I was a little in awe of her and a bit afraid of her regal bearing; especially because she could see through my underachieving B.S.

When I received my first essay back from her I saw a bright red D+ on the front and, in her elegant handwriting, the sentence: "Beautifully written but little substance. One would suspect that you never read the book." She suspected right and had caught me, as it were, red handed.

Quiet Strength, Quiet Dignity

Over the course of the year we realized that Ms. Cavendish was undergoing chemotherapy treatments. She began wearing turbans, hats and scarves. Sometimes she looked haggard and pale. On days when she was absent she had a meticulously written lesson plan for the substitute teacher to follow or we took tests and practiced writing essays. She did not falter, even during this time of struggle, to carefully comb our essays and give us personal feedback and encouragement.

I began to write. To try. But no matter how hard I tried I never managed to get higher than a B+ on my essays. I yearned to please her, to have her intense eyes shower me with generosity and esteem.

The end of the year came and we took the much anticipated test. It was far easier than I had imagined it would be. When I came back to class after finishing the test Ms. Cavendish looked up at me and smiled.

"Tell me how it was K.D." she said in her gracious manner. I told her how I answered the essay on Emily Dickinson's poem The Hummingbird. She smiled and nodded.

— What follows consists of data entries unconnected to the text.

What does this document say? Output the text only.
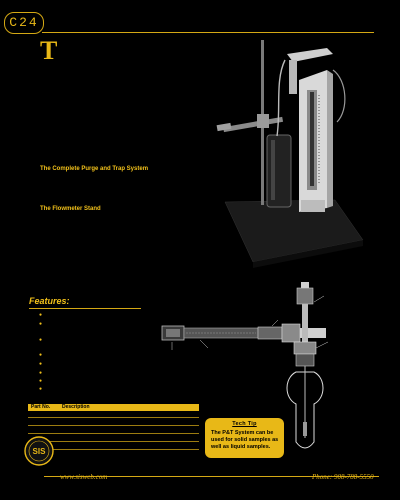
C24
T
The Complete Purge and Trap System
The Flowmeter Stand
Features:
●
●
●
●
●
●
●
●
Part No. Description
Tech Tip
The P&T System can be used for solid samples as well as liquid samples.
SIS
www.sisweb.com	Phone: 908-788-5550
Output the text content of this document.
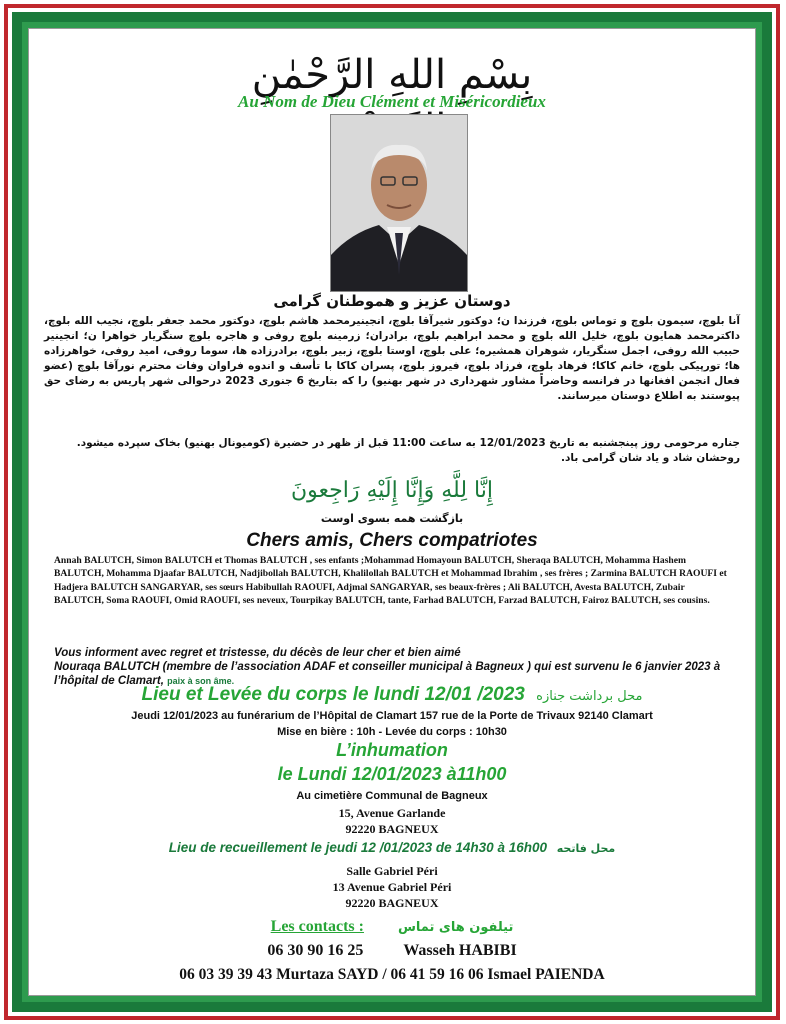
بِسْمِ اللهِ الرَّحْمٰنِ
Au Nom de Dieu Clément et Miséricordieux
دوستان عزیز و هموطنان گرامی
آنا بلوچ، سیمون بلوچ و توماس بلوچ، فرزندا ن؛ دوکتور شیرآقا بلوچ، انجینیرمحمد هاشم بلوچ، دوکتور محمد جعفر بلوچ، نجیب الله بلوچ، داکترمحمد همایون بلوچ، خلیل الله بلوچ و محمد ابراهیم بلوچ، برادران؛ زرمینه بلوچ روفی و هاجره بلوچ سنگریار خواهرا ن؛ انجینیر حبیب الله روفی، اجمل سنگریار، شوهران همشیره؛ علی بلوچ، اوستا بلوچ، زبیر بلوچ، برادرزاده ها، سوما روفی، امید روفی، خواهرزاده ها؛ تورپیکی بلوچ، خانم کاکا؛ فرهاد بلوچ، فرزاد بلوچ، فیروز بلوچ، پسران کاکا با تأسف و اندوه فراوان وفات محترم نورآقا بلوچ (عضو فعال انجمن افغانها در فرانسه وحاضراً مشاور شهرداری در شهر بهنیو) را که بتاریخ 6 جنوری 2023 درحوالی شهر پاریس به رضای حق پیوستند به اطلاع دوستان میرسانند.
جناره مرحومی روز پینجشنبه به تاریخ 12/01/2023 به ساعت 11:00 قبل از ظهر در حضیرة (کومیونال بهنیو) بخاک سپرده میشود. روحشان شاد و یاد شان گرامی باد.
إِنَّا لِلَّهِ وَإِنَّا إِلَيْهِ رَاجِعونَ
بازگشت همه بسوی اوست
Chers amis, Chers compatriotes
Annah BALUTCH, Simon BALUTCH et Thomas BALUTCH , ses enfants ;Mohammad Homayoun BALUTCH, Sheraqa BALUTCH, Mohamma Hashem BALUTCH, Mohamma Djaafar BALUTCH, Nadjibollah BALUTCH, Khalilollah BALUTCH et Mohammad Ibrahim , ses frères ; Zarmina BALUTCH RAOUFI et Hadjera BALUTCH SANGARYAR, ses sœurs Habibullah RAOUFI, Adjmal SANGARYAR, ses beaux-frères ; Ali BALUTCH, Avesta BALUTCH, Zubair BALUTCH, Soma RAOUFI, Omid RAOUFI, ses neveux, Tourpikay BALUTCH, tante, Farhad BALUTCH, Farzad BALUTCH, Fairoz BALUTCH, ses cousins.
Vous informent avec regret et tristesse, du décès de leur cher et bien aimé
Nouraqa BALUTCH (membre de l’association ADAF et conseiller municipal à Bagneux ) qui est survenu le 6 janvier 2023 à l’hôpital de Clamart, paix à son âme.
Lieu et Levée du corps le lundi 12/01 /2023 محل برداشت جنازه
Jeudi 12/01/2023 au funérarium de l’Hôpital de Clamart 157 rue de la Porte de Trivaux 92140 Clamart
Mise en bière : 10h - Levée du corps : 10h30
L’inhumation
le Lundi 12/01/2023 à11h00
Au cimetière Communal de Bagneux
15, Avenue Garlande
92220 BAGNEUX
Lieu de recueillement le jeudi 12 /01/2023 de 14h30 à 16h00 محل فاتحه
Salle Gabriel Péri
13 Avenue Gabriel Péri
92220 BAGNEUX
Les contacts :	تیلفون های تماس
06 30 90 16 25	Wasseh HABIBI
06 03 39 39 43 Murtaza SAYD / 06 41 59 16 06 Ismael PAIENDA
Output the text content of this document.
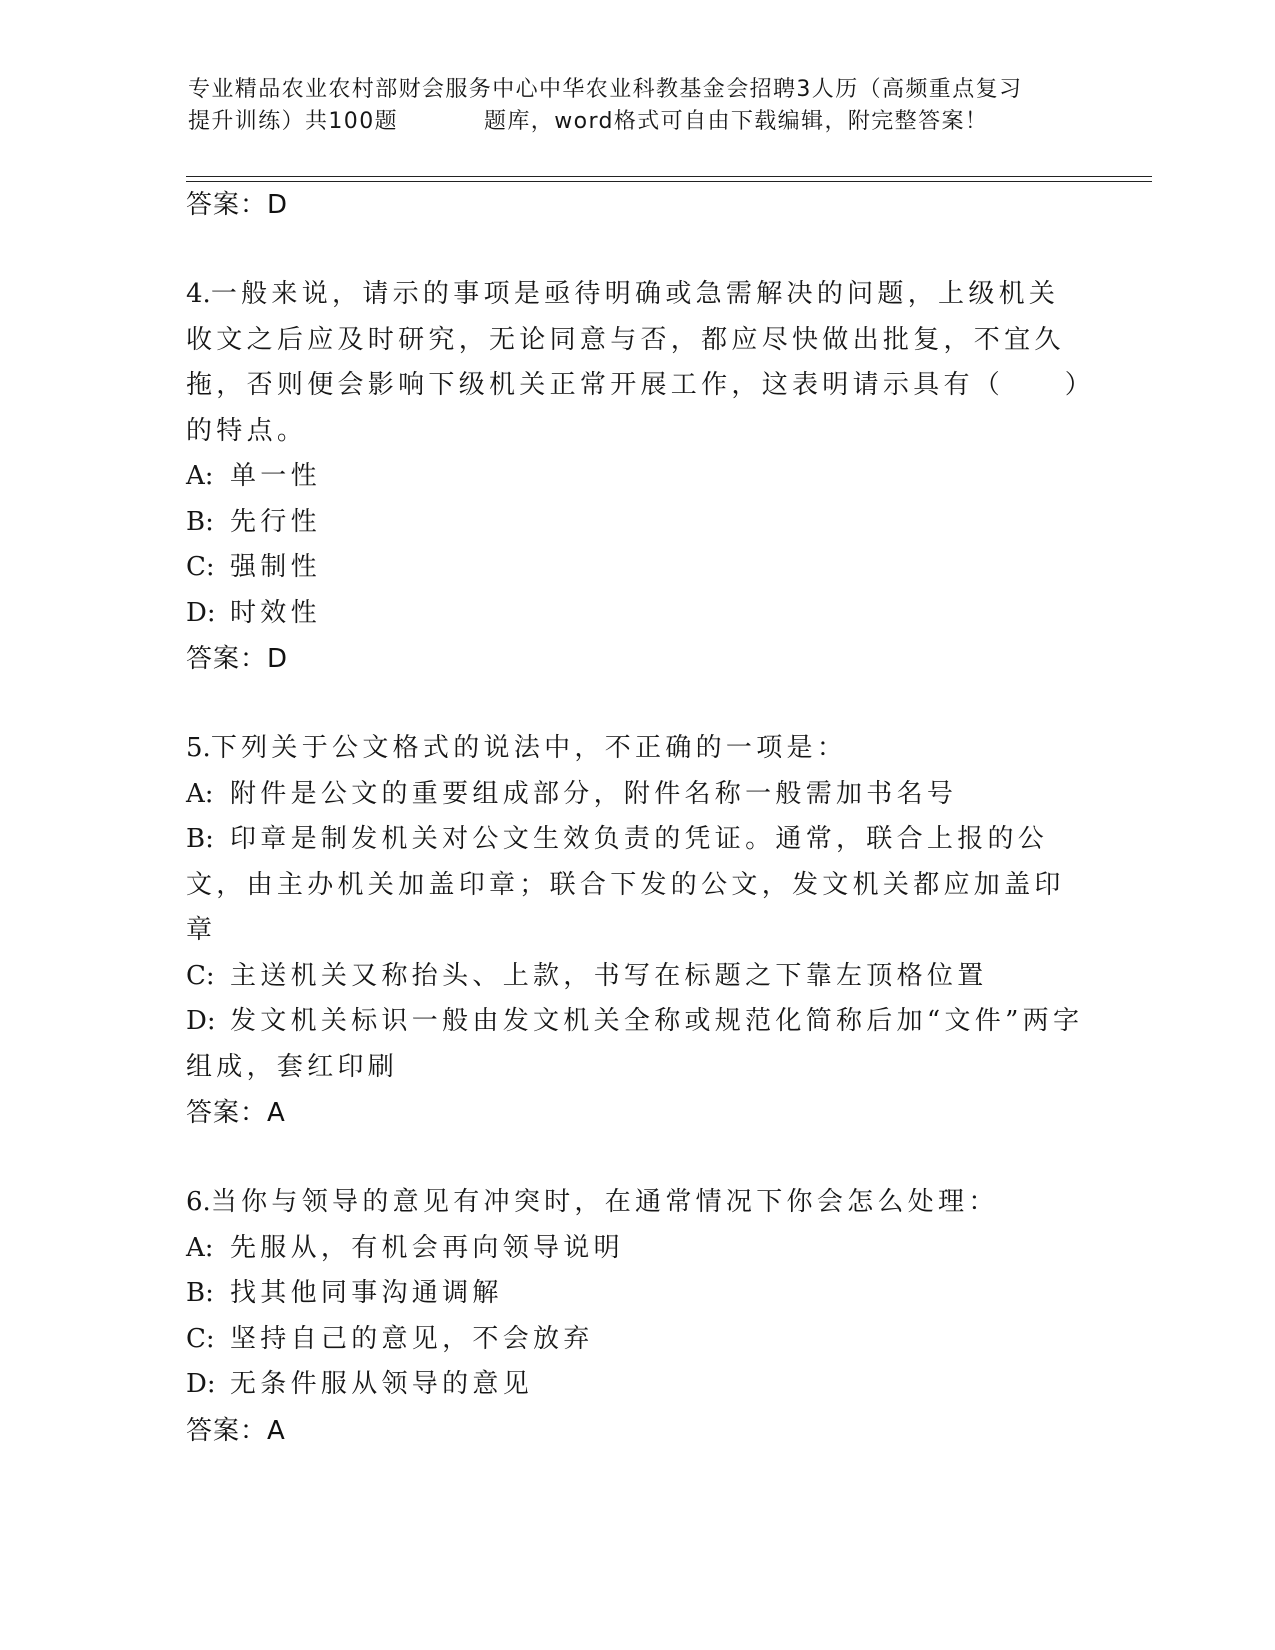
专业精品农业农村部财会服务中心中华农业科教基金会招聘3人历（高频重点复习
提升训练）共100题	题库，word格式可自由下载编辑，附完整答案！
答案：D
4.一般来说，请示的事项是亟待明确或急需解决的问题，上级机关收文之后应及时研究，无论同意与否，都应尽快做出批复，不宜久拖，否则便会影响下级机关正常开展工作，这表明请示具有（　　）的特点。
A: 单一性
B: 先行性
C: 强制性
D: 时效性
答案：D
5.下列关于公文格式的说法中，不正确的一项是：
A: 附件是公文的重要组成部分，附件名称一般需加书名号
B: 印章是制发机关对公文生效负责的凭证。通常，联合上报的公文，由主办机关加盖印章；联合下发的公文，发文机关都应加盖印章
C: 主送机关又称抬头、上款，书写在标题之下靠左顶格位置
D: 发文机关标识一般由发文机关全称或规范化简称后加“文件”两字组成，套红印刷
答案：A
6.当你与领导的意见有冲突时，在通常情况下你会怎么处理：
A: 先服从，有机会再向领导说明
B: 找其他同事沟通调解
C: 坚持自己的意见，不会放弃
D: 无条件服从领导的意见
答案：A
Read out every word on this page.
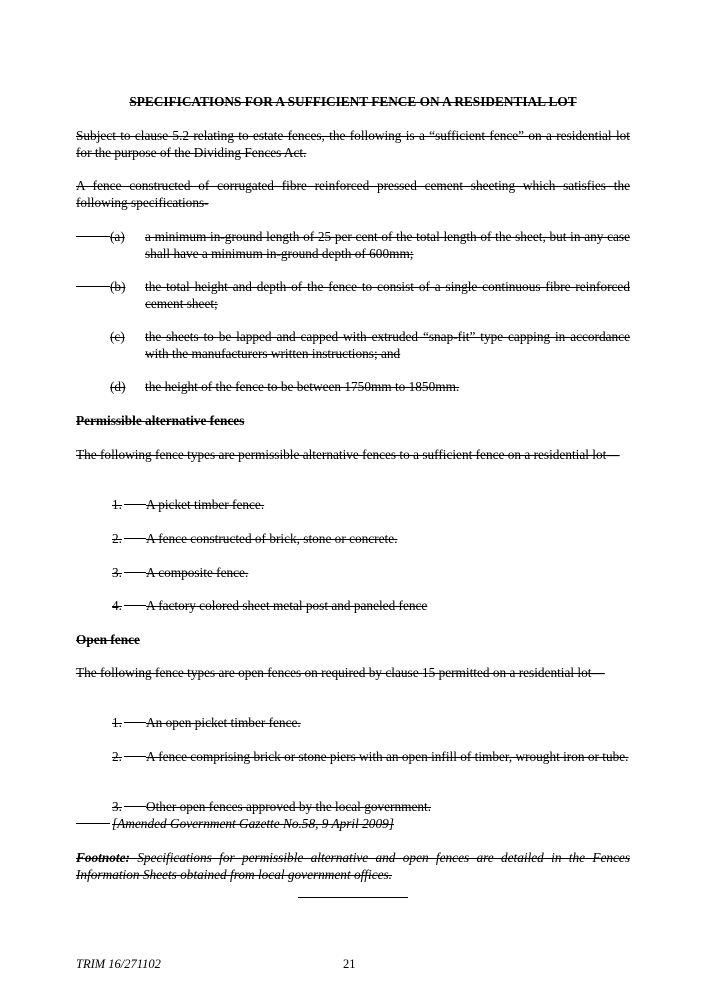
SPECIFICATIONS FOR A SUFFICIENT FENCE ON A RESIDENTIAL LOT

Subject to clause 5.2 relating to estate fences, the following is a “sufficient fence” on a residential lot for the purpose of the Dividing Fences Act.

A fence constructed of corrugated fibre reinforced pressed cement sheeting which satisfies the following specifications-

(a) a minimum in-ground length of 25 per cent of the total length of the sheet, but in any case shall have a minimum in-ground depth of 600mm;
(b) the total height and depth of the fence to consist of a single continuous fibre reinforced cement sheet;
(c) the sheets to be lapped and capped with extruded “snap-fit” type capping in accordance with the manufacturers written instructions; and
(d) the height of the fence to be between 1750mm to 1850mm.
Permissible alternative fences

The following fence types are permissible alternative fences to a sufficient fence on a residential lot—

1. A picket timber fence.
2. A fence constructed of brick, stone or concrete.
3. A composite fence.
4. A factory colored sheet metal post and paneled fence
Open fence

The following fence types are open fences on required by clause 15 permitted on a residential lot—

1. An open picket timber fence.
2. A fence comprising brick or stone piers with an open infill of timber, wrought iron or tube.
3. Other open fences approved by the local government.
[Amended Government Gazette No.58, 9 April 2009]

Footnote: Specifications for permissible alternative and open fences are detailed in the Fences Information Sheets obtained from local government offices.

TRIM 16/271102	21
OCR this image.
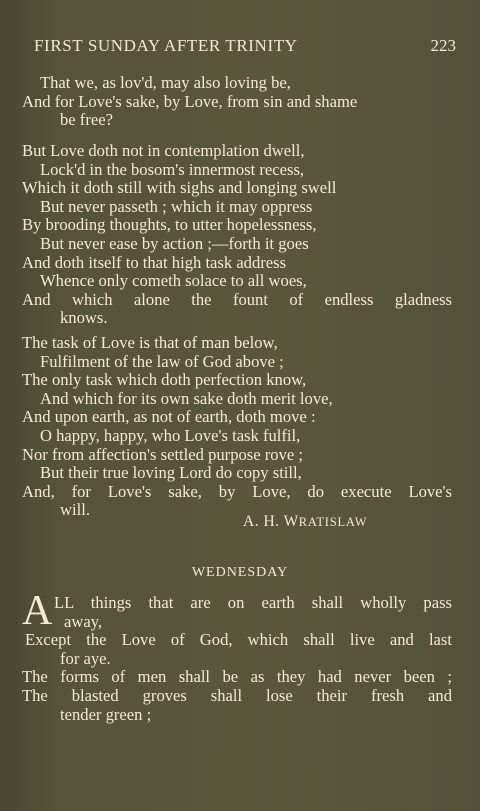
FIRST SUNDAY AFTER TRINITY	223
That we, as lov'd, may also loving be,
And for Love's sake, by Love, from sin and shame
be free?
But Love doth not in contemplation dwell,
Lock'd in the bosom's innermost recess,
Which it doth still with sighs and longing swell
But never passeth ; which it may oppress
By brooding thoughts, to utter hopelessness,
But never ease by action ;—forth it goes
And doth itself to that high task address
Whence only cometh solace to all woes,
And which alone the fount of endless gladness
knows.
The task of Love is that of man below,
Fulfilment of the law of God above ;
The only task which doth perfection know,
And which for its own sake doth merit love,
And upon earth, as not of earth, doth move :
O happy, happy, who Love's task fulfil,
Nor from affection's settled purpose rove ;
But their true loving Lord do copy still,
And, for Love's sake, by Love, do execute Love's
will.
A. H. WRATISLAW
WEDNESDAY
A LL things that are on earth shall wholly pass
away,
Except the Love of God, which shall live and last
for aye.
The forms of men shall be as they had never been ;
The blasted groves shall lose their fresh and
tender green ;
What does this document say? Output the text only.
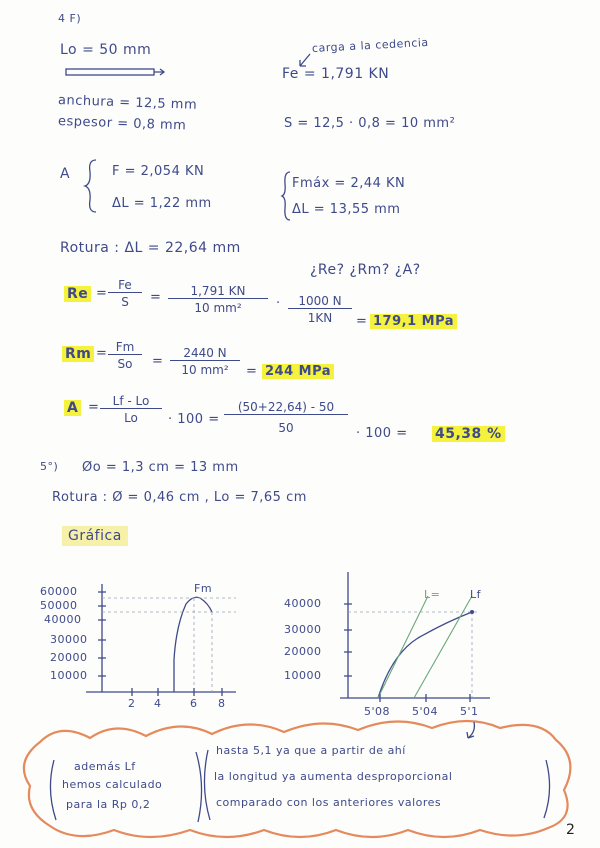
4 F)
Lo = 50 mm	carga a la cedencia
Fe = 1,791 KN
anchura = 12,5 mm
espesor = 0,8 mm	S = 12,5 · 0,8 = 10 mm²
A	F = 2,054 KN
ΔL = 1,22 mm
Fmáx = 2,44 KN
ΔL = 13,55 mm
Rotura : ΔL = 22,64 mm
¿Re? ¿Rm? ¿A?
$Re = \frac{Fe}{S} = \frac{1,791 KN}{\text{10 mm²}} \cdot \frac{1000 N}{1KN} = 179,1$ MPa
$Rm = \frac{Fm}{So} = \frac{2440 N}{\text{10 mm²}} = 244$ MPa
$A = \frac{Lf - Lo}{Lo} \cdot 100 = \frac{(50+22,64) - 50}{50} \cdot 100 = 45,38$ %
5°) Øo = 1,3 cm = 13 mm
Rotura : Ø = 0,46 cm , Lo = 7,65 cm
Gráfica
Fm
60000
50000
40000
30000
20000
10000
2 4	6 8
L=	Lf
40000
30000
20000
10000
5'08 5'04 5'1
además Lf
hemos calculado
para la Rp 0,2
hasta 5,1 ya que a partir de ahí
la longitud ya aumenta desproporcional
comparado con los anteriores valores
2
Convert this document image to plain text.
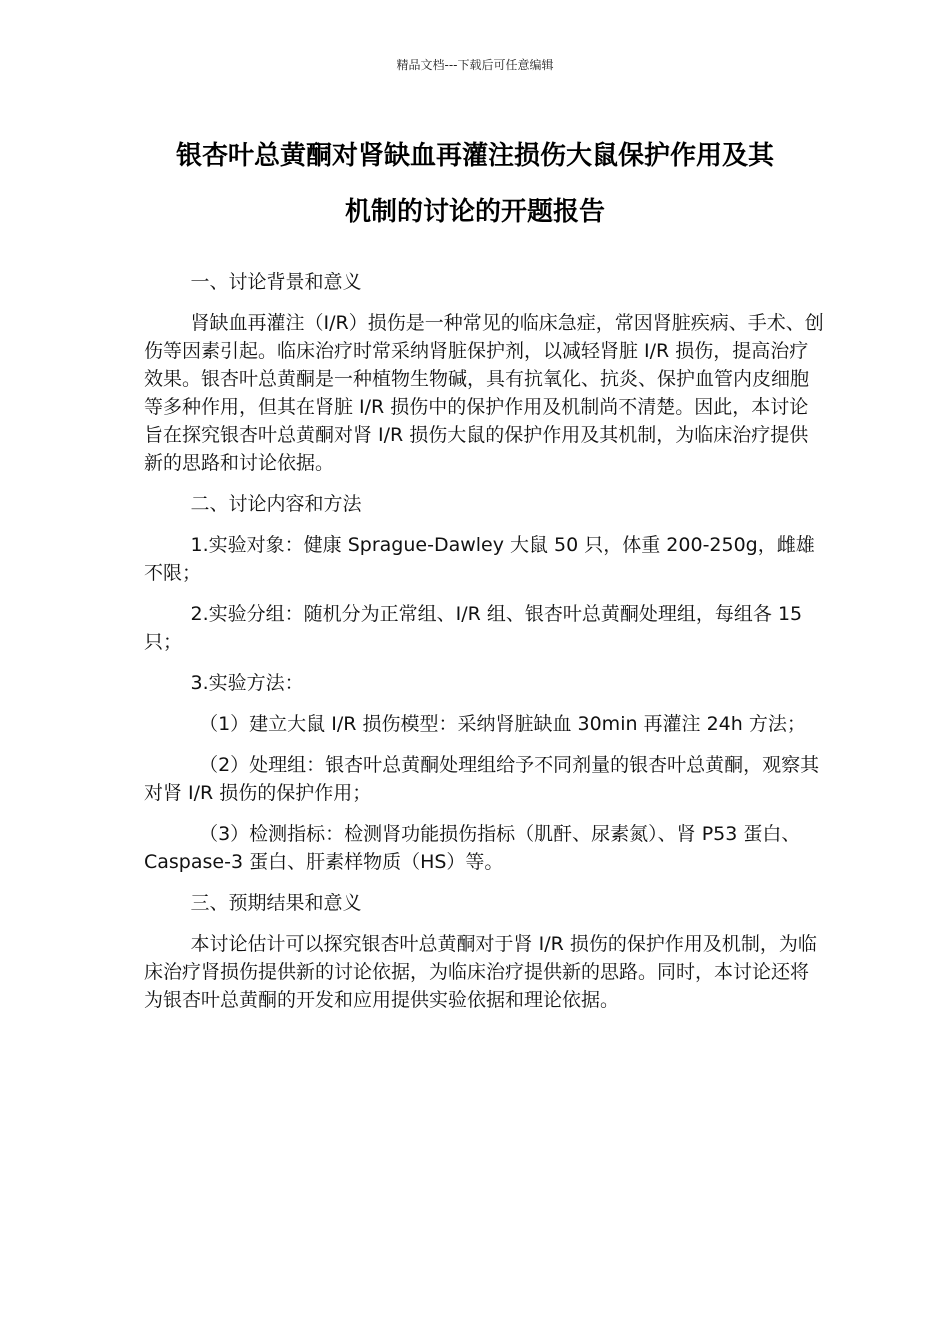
精品文档---下载后可任意编辑
银杏叶总黄酮对肾缺血再灌注损伤大鼠保护作用及其
机制的讨论的开题报告

一、讨论背景和意义

肾缺血再灌注（I/R）损伤是一种常见的临床急症，常因肾脏疾病、手术、创伤等因素引起。临床治疗时常采纳肾脏保护剂，以减轻肾脏 I/R 损伤，提高治疗效果。银杏叶总黄酮是一种植物生物碱，具有抗氧化、抗炎、保护血管内皮细胞等多种作用，但其在肾脏 I/R 损伤中的保护作用及机制尚不清楚。因此，本讨论旨在探究银杏叶总黄酮对肾 I/R 损伤大鼠的保护作用及其机制，为临床治疗提供新的思路和讨论依据。

二、讨论内容和方法

1.实验对象：健康 Sprague-Dawley 大鼠 50 只，体重 200-250g，雌雄不限；

2.实验分组：随机分为正常组、I/R 组、银杏叶总黄酮处理组，每组各 15 只；

3.实验方法：

（1）建立大鼠 I/R 损伤模型：采纳肾脏缺血 30min 再灌注 24h 方法；

（2）处理组：银杏叶总黄酮处理组给予不同剂量的银杏叶总黄酮，观察其对肾 I/R 损伤的保护作用；

（3）检测指标：检测肾功能损伤指标（肌酐、尿素氮）、肾 P53 蛋白、Caspase-3 蛋白、肝素样物质（HS）等。

三、预期结果和意义

本讨论估计可以探究银杏叶总黄酮对于肾 I/R 损伤的保护作用及机制，为临床治疗肾损伤提供新的讨论依据，为临床治疗提供新的思路。同时，本讨论还将为银杏叶总黄酮的开发和应用提供实验依据和理论依据。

"I knew you could do it. I knew you would do well."

And I did. Although I never got higher than a B+ in her class I was one of the three students who scored a 5 on the A.P. exam that year-the highest score one can achieve.


Goodbye Ms. Cavendish

On the last day of school, the day for yearbooks and graduation, I said goodbye to Ms. Cavendish. I had prepared a present for her, a tape of my piano compositions. I didn't know if she would understand why I was compelled to thank her, to give her this piece of myself. I had never had the ease of conversation with her that she appeared to experience with her "average" stoner students. I was afraid she could see straight through me-that she knew that I was really a nothing and a nobody.

I found her at her desk reading through a sheaf of papers. When I entered she looked up at me and shifted her glasses down the bridge of her nose.

"So this is it isn't it K.D.?" I nodded and somehow spluttered that I wanted to thank her and would she take this present of the tape of my piano compositions? She nodded and thanked me. I waited, not knowing what I was waiting for. Unwavering she watched me with her intelligent eyes as I walked toward the door.

"K.D."

I looked back at her. She smiled.

"Don't worry. You will do well in college. You can do it. You really can."

With a lump in my throat I left the classroom and found my way to my locker. I opened it. Looking into the void I smothered a sob and the tears finally came.